KASHIMA, Japan — The U.S. women’s national team crashed out of its chase for Olympic gold with a dud of a 1-0 loss to Canada here on Monday, a fitting end to a pursuit in which the most dominant soccer team in the world never hit top gear.
Officially, the Americans will play for bronze on Friday because of a 75th-minute penalty, conceded by Tierna Davidson for a foul on Deanne Rose, awarded after a video review. Canada’s Jessie Fleming converted it. Backup U.S. goalkeeper Adrianna Franch just barely couldn't save it.
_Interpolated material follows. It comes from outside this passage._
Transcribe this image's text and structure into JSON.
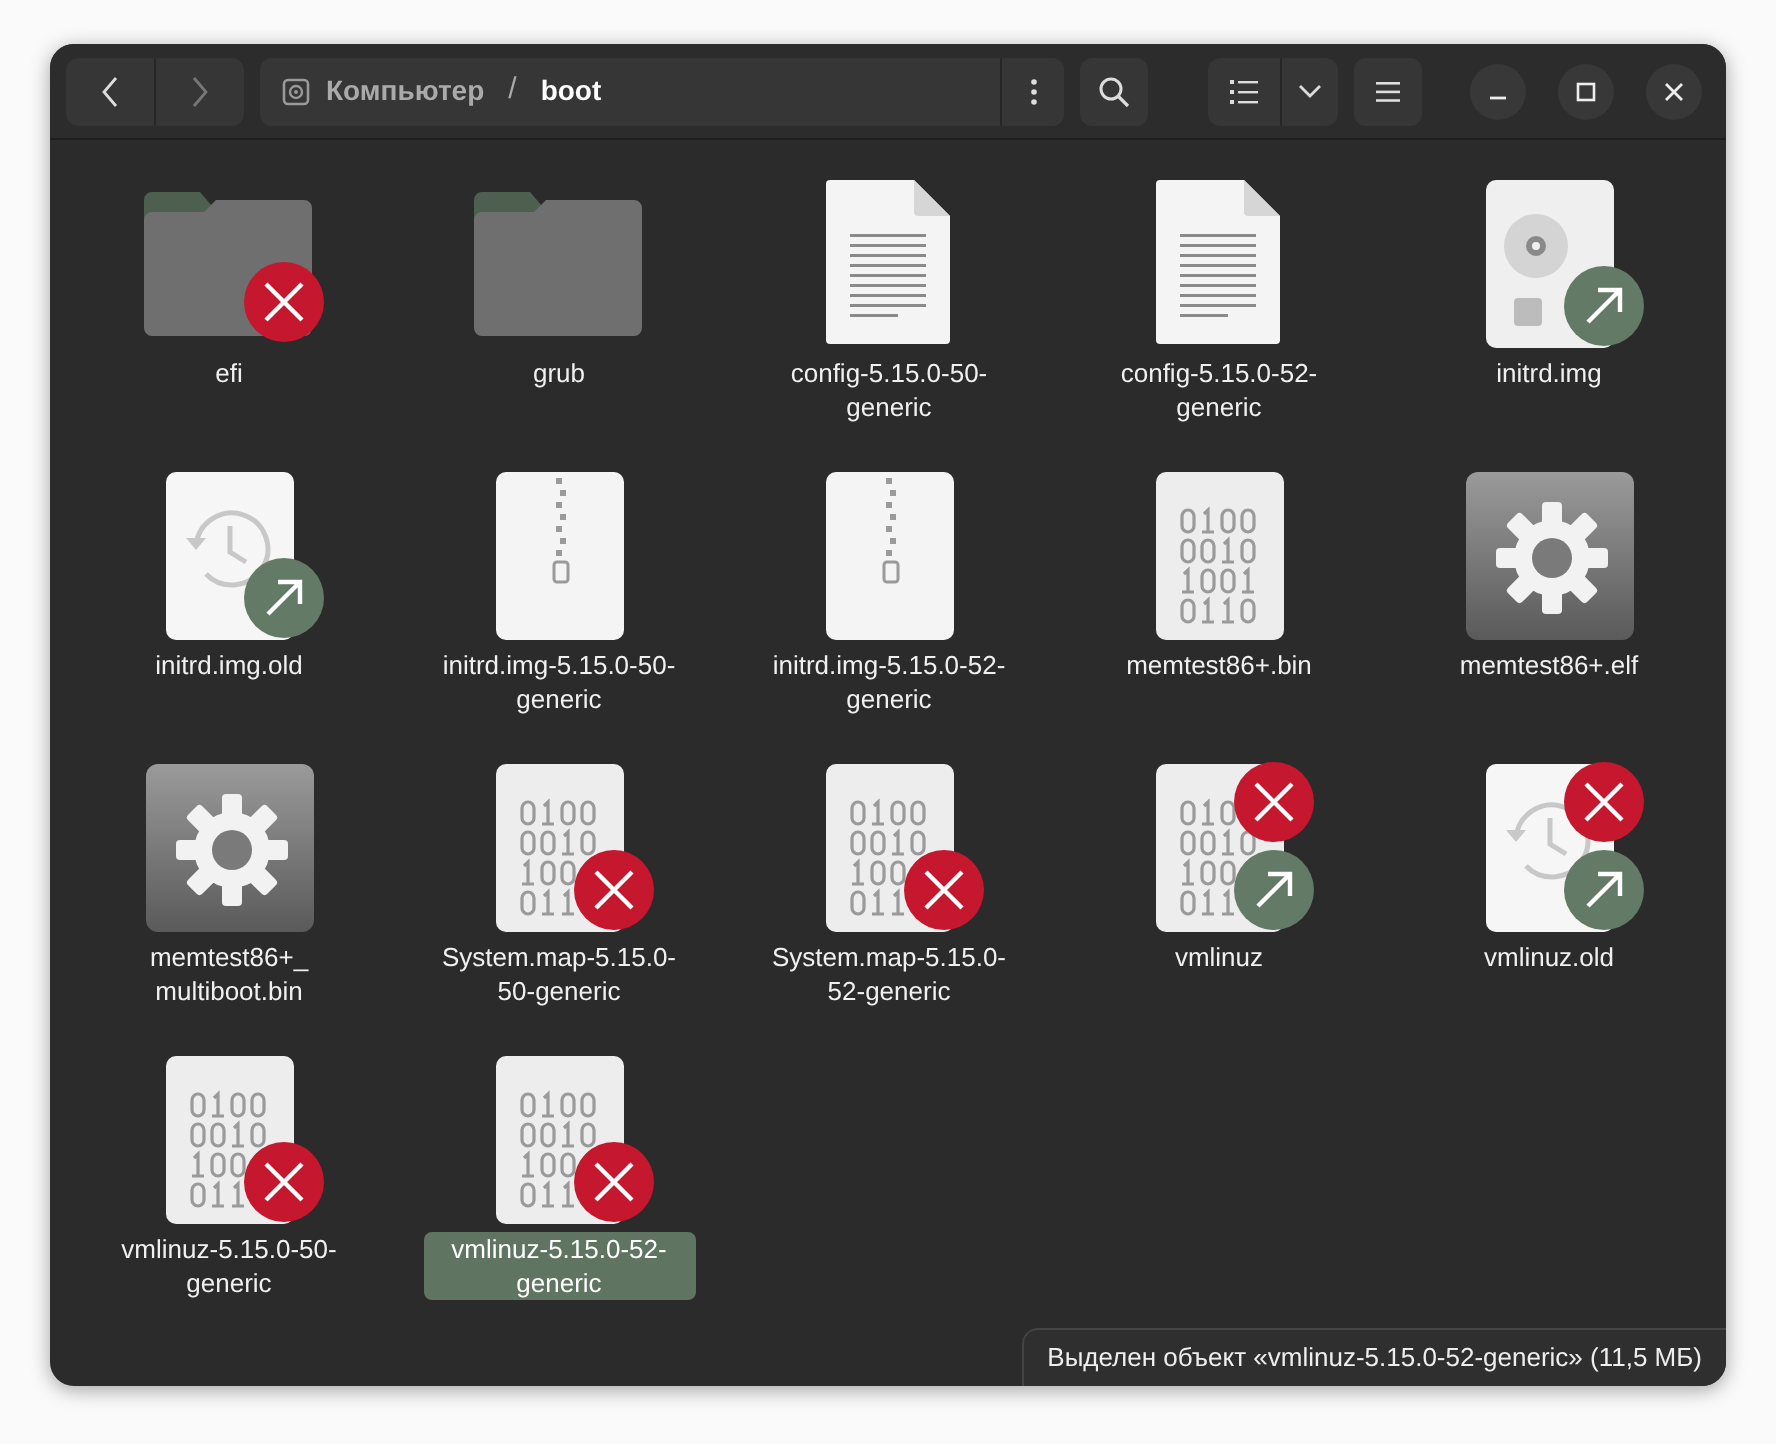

But really, the Americans fell short of the final because they were poor, throughout the Games and here on a sleepy, sticky-hot evening at the Ibaraki Kashima Stadium. They had no rhythm. No composure. No verve.
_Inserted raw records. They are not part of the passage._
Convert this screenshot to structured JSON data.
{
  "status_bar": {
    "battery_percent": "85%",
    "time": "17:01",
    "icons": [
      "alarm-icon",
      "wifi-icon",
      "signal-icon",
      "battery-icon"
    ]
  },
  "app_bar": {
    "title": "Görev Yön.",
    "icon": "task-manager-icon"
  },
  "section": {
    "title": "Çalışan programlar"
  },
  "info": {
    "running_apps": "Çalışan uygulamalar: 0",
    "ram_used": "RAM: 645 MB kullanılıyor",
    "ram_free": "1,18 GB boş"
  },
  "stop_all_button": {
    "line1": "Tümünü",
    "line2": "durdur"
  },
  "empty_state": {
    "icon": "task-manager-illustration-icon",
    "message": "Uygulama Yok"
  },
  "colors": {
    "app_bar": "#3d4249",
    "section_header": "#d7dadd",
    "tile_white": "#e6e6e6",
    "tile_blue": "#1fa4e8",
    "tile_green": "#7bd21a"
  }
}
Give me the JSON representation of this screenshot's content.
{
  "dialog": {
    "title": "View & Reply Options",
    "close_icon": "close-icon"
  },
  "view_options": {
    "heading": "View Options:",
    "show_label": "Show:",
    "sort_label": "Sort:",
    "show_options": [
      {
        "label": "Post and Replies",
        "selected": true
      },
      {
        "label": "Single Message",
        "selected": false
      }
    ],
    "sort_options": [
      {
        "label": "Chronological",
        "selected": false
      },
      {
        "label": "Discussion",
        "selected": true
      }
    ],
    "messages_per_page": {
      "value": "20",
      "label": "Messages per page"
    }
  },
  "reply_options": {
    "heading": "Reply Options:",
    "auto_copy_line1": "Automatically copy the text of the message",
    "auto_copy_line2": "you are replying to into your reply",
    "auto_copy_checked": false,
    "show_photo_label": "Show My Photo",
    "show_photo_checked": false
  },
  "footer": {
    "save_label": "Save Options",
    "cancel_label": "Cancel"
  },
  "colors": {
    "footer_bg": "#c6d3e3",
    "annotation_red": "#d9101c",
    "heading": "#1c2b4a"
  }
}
Instead, there were errant passes. Sloppy touches. Fatigue. Frustration. And a first loss to Canada since 2001.
"Sucks," Megan Rapinoe said, in response to a question about what was going through her head at final whistle. "Really sh—y."
Head coach Vlatko Andonovski and fans alike had envisioned a fluid, ferocious USWNT that pressed opponents high up the field, picked them apart through midfield, and pounced on mistakes. It did very little of that here in Japan, throughout the tournament and Monday night.
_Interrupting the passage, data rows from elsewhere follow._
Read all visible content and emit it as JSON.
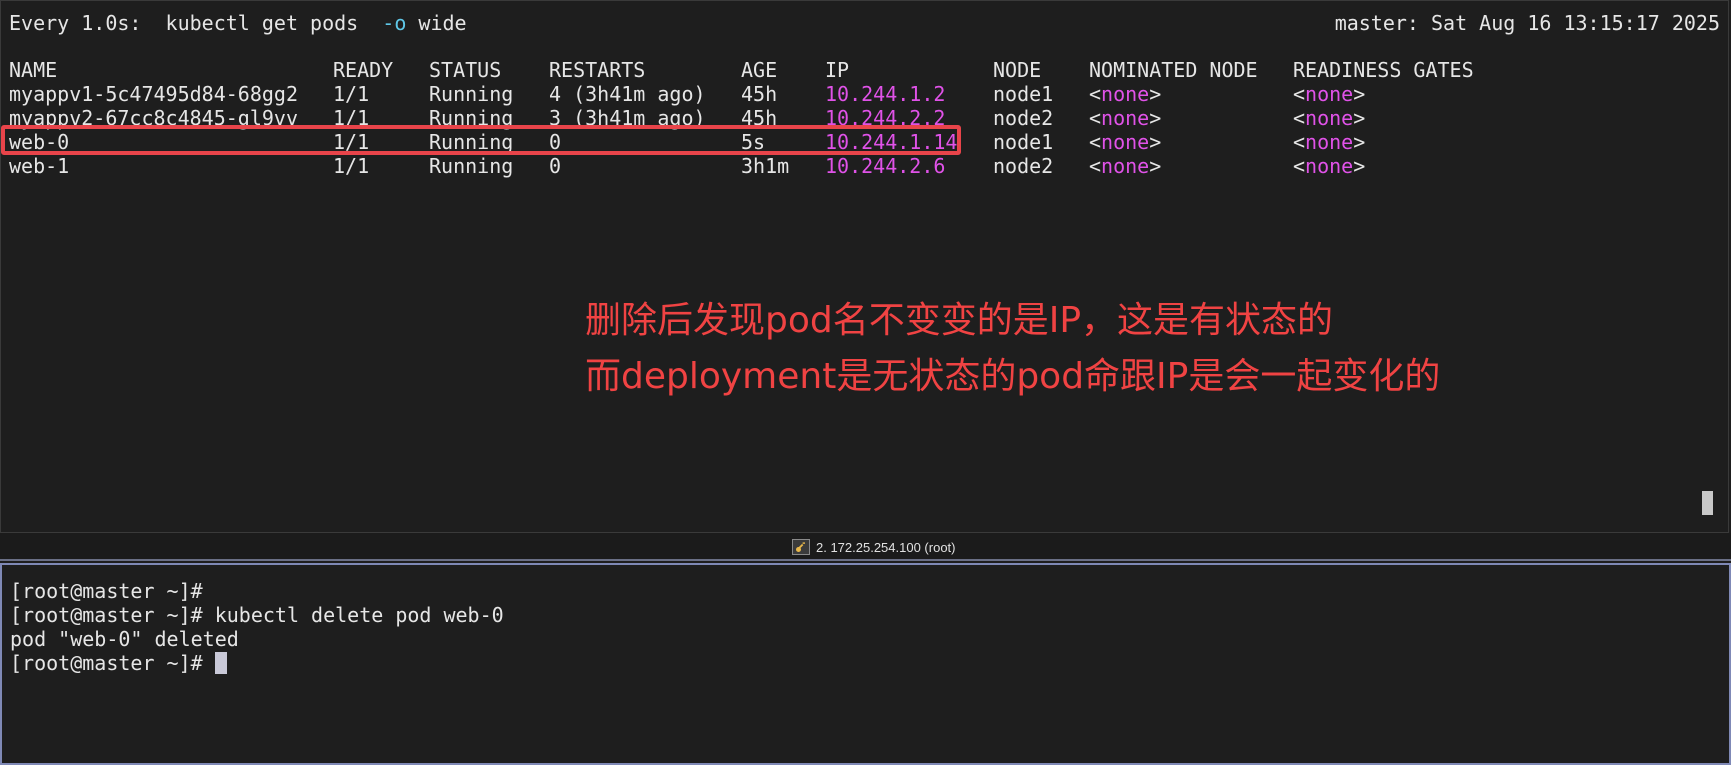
{
  "watch": {
    "header_prefix": "Every 1.0s:  kubectl get pods  ",
    "header_flag": "-o",
    "header_suffix": " wide",
    "host_time": "master: Sat Aug 16 13:15:17 2025"
  },
  "table": {
    "headers": [
      "NAME",
      "READY",
      "STATUS",
      "RESTARTS",
      "AGE",
      "IP",
      "NODE",
      "NOMINATED NODE",
      "READINESS GATES"
    ],
    "rows": [
      {
        "name": "myappv1-5c47495d84-68gg2",
        "ready": "1/1",
        "status": "Running",
        "restarts": "4 (3h41m ago)",
        "age": "45h",
        "ip": "10.244.1.2",
        "node": "node1",
        "nominated_node": "none",
        "readiness_gates": "none"
      },
      {
        "name": "myappv2-67cc8c4845-gl9vv",
        "ready": "1/1",
        "status": "Running",
        "restarts": "3 (3h41m ago)",
        "age": "45h",
        "ip": "10.244.2.2",
        "node": "node2",
        "nominated_node": "none",
        "readiness_gates": "none"
      },
      {
        "name": "web-0",
        "ready": "1/1",
        "status": "Running",
        "restarts": "0",
        "age": "5s",
        "ip": "10.244.1.14",
        "node": "node1",
        "nominated_node": "none",
        "readiness_gates": "none"
      },
      {
        "name": "web-1",
        "ready": "1/1",
        "status": "Running",
        "restarts": "0",
        "age": "3h1m",
        "ip": "10.244.2.6",
        "node": "node2",
        "nominated_node": "none",
        "readiness_gates": "none"
      }
    ]
  },
  "annotation": {
    "line1": "删除后发现pod名不变变的是IP，这是有状态的",
    "line2": "而deployment是无状态的pod命跟IP是会一起变化的"
  },
  "status_bar": {
    "session_label": "2. 172.25.254.100 (root)",
    "icon": "key-icon"
  },
  "shell": {
    "prompt": "[root@master ~]#",
    "lines": [
      {
        "prompt": "[root@master ~]#",
        "text": ""
      },
      {
        "prompt": "[root@master ~]#",
        "text": " kubectl delete pod web-0"
      },
      {
        "prompt": "",
        "text": "pod \"web-0\" deleted"
      },
      {
        "prompt": "[root@master ~]#",
        "text": " "
      }
    ]
  },
  "colors": {
    "ip": "#e052e8",
    "flag": "#5fc7e7",
    "annotation": "#f04343",
    "highlight_box": "#e8444a"
  }
}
It tried, but didn’t have the legs to stifle teams in the attacking half, and didn’t have the sharpness to play the beautiful, clockwork soccer that it knew — or thought — it could play.
"I think that's one of the most frustrating things," Rapinoe said. "We just — I don't know. It's not like we have a bad vibe. The group is feeling good and everything. But we just haven't been able to find that juice that we normally do. So, just, yeah, sucks."
And in the struggle, it learned why the World Cup-Olympic double has, for almost three decades now, been an unconquerable challenge.
No team has ever won the Women’s World Cup and Olympic gold medal back-to-back, and the reason often postulated is that success restrains evolution. Formulas that lead to trophies are retained, and trotted out again 13 months later, by which points stars have aged, opponents have caught on and tactics have become outdated.
U.S. Soccer interrupted that logic when it introduced Andonovski as its new head coach months after World Cup glory. Andonovski brought a new system, new styles, and new energy to the USWNT. They didn’t lose a game for 19 months. They entered the Olympics unbeaten in 44 games, and seemed impervious to all that had felled previous World Cup winners. “I don’t even remember the last time we gave up a goal,” Rapinoe would later say.
Then they arrived in Tokyo, and realized 25 months is a really long time.
They weren’t stale tactically. They were just old, weighed down by a grueling five games in 13 days, all in 90-plus-degree heat and humidity. They were pummeled by Sweden, and neutralized by Australia, and clutch against the Netherlands, but never the world-beating machine that anybody thought they’d be.
"Things just didn't fall our way," Alex Morgan said. "We didn't play our best. In a lot of the games, we made a lot of technical errors. Everyone. Yeah. I don't know why. I felt like for a lot of the game, we had possession. We dominated. But again, we couldn't put the ball in the back of the net. All of that doesn't matter if we don't go up on the score."
Against Canada, they lost goalkeeper Alyssa Naeher, hero of the quarterfinal victory over the Dutch, to a leg injury in the first half. Franch, who took her place, was seeing her first action of the tournament.
On Monday, they came alive at times in the second half. The first half had yielded zero shots on target, and really zero attacks of note whatsoever from the U.S. After an hour, Andonovski went to his big-name stars off the bench. Megan Rapinoe, Christen Press and Carli Lloyd replaced Lynn Williams, Tobin Heath and Morgan, all of whom had been anonymous. And the U.S. immediately perked up.
In truth, it had been better after halftime even before the subs. Rose Lavelle and Crystal Dunn were lively. Lindsey Horan combined with Dunn down the left.
Lloyd finally tested Canadian goalkeeper Stephanie Labbe with a curling shot in the 65th minute.
A few minutes later, Julie Ertz rose to meet a Rapinoe corner, and met it well, but Labbe tipped it over the bar.
And then there was a Lindsey Horan header that settled right into Labbe’s arms. The U.S., suddenly, seemed to have a firm grasp on the game. Canada couldn’t get hold of the ball, or out of its defensive half. Press tested Labbe again in the 71st minute. Lloyd later clipped the bar with a header.
But it was Davidson’s defensive lapse, against the run of play, that proved costly. She didn’t feel a Canadian attacker on her back, and swung her leg. The ref initially gave a goal kick. Upon review, she pointed to the spot. Fleming tucked the spot-kick in the side-netting. And the U.S. is playing for bronze.